The increase had been offset partly by “a reduction in lifted oil volumes and an increase in cost items”.

Norway is a big producer of oil and gas from offshore fields.

Statoil is not the only oil group to have benefited from the rise in oil prices in 2006.

The world’s leading oil company ExxonMobil posted a record net profit of 39.5 billion dollars for the year, as did number two Royal Dutch Shell, whose net profit rose to 25.44 billion dollars.

Statoil’s earnings per share climbed from 14.19 kroner in 2005 to 18.79 kroner in 2006.

The group’s production was however down by three percent to 1.13 million barrels of oil equivalent per day, below its target of 1.14 million.

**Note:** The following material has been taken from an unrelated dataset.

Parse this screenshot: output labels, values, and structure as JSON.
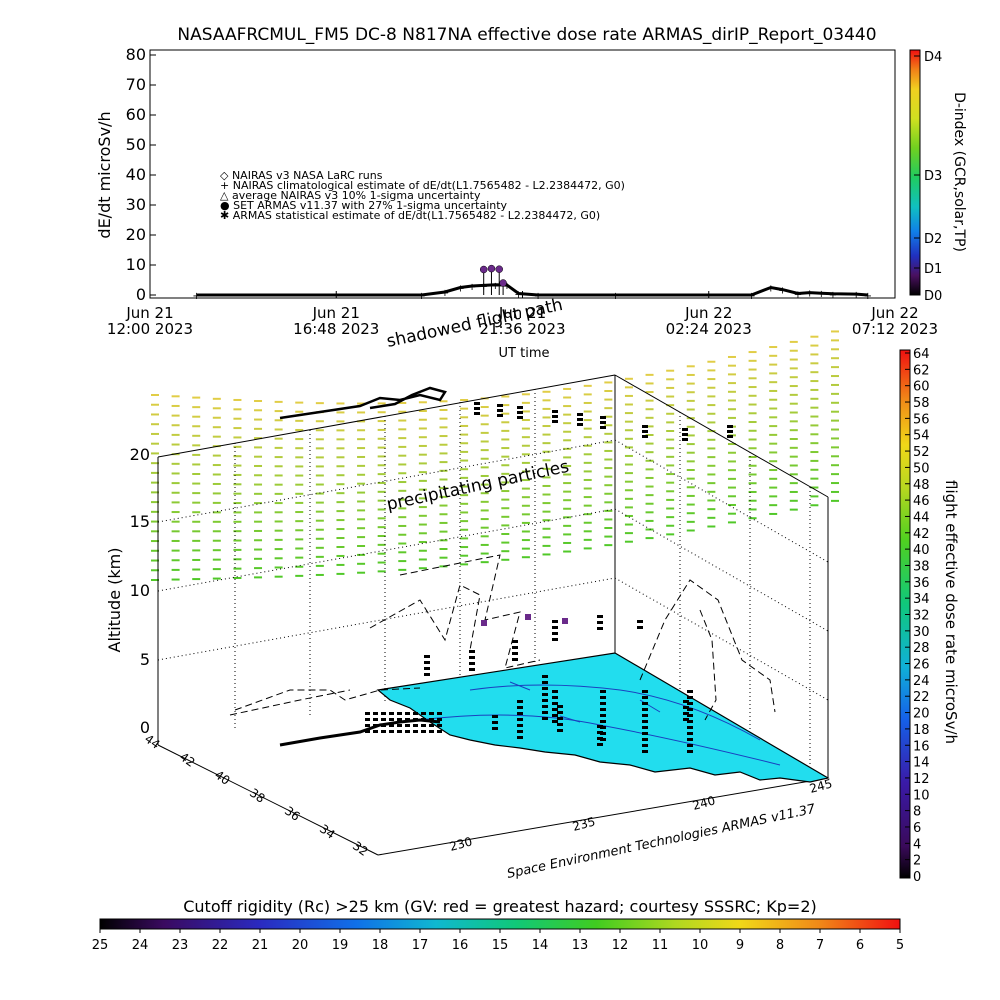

For 2007, Statoil maintained its production target of 1.3 million barrels per day, at a price of 60 dollars a barrel, but warned that it may not meet the target.

“We recognise that this is a challenging and stretched target and that we are more likely to undershoot than overshoot the target,” the company said.

The price of the Statoil share fell on the news, shedding 0.77 percent to 161.75 kroner in midday trading on the Oslo stock exchange.

Statoil’s production is largely in Norway, the world’s third-largest oil exporter, but the company also has assets in Nigeria, Angola, the Gulf of Mexico and the Caspian Sea.

At the end of 2006, its proved reserves were 4.185 billion barrels of oil equivalent, down by three percent from the end of 2005.

In the fourth quarter alone, net profit surged by 41 percent to 12.012 billion, up from 8.523 billion in the same period a year earlier.

Pre-tax period in the quarter rose by 10 percent to 28.87 billion, exceeding analysts’ expectations of 28.34 billion, while sales dipped by two percent to 103.591 billion.

Statoil announced in December that it would acquire the oil and gas activities of Norsk Hydro to create the world’s largest offshore production group in a deal worth an estimated 23 billion euros.

The acquisition is expected to be completed during the third quarter of the year and “the processes that lead up to the necessary approvals of the merger are well under way”.

Statoil said the total cost synergy potential for the merged company was estimated to be about 4.0 billion kroner a year before tax once the integration process was fully completed, around 2009-2010.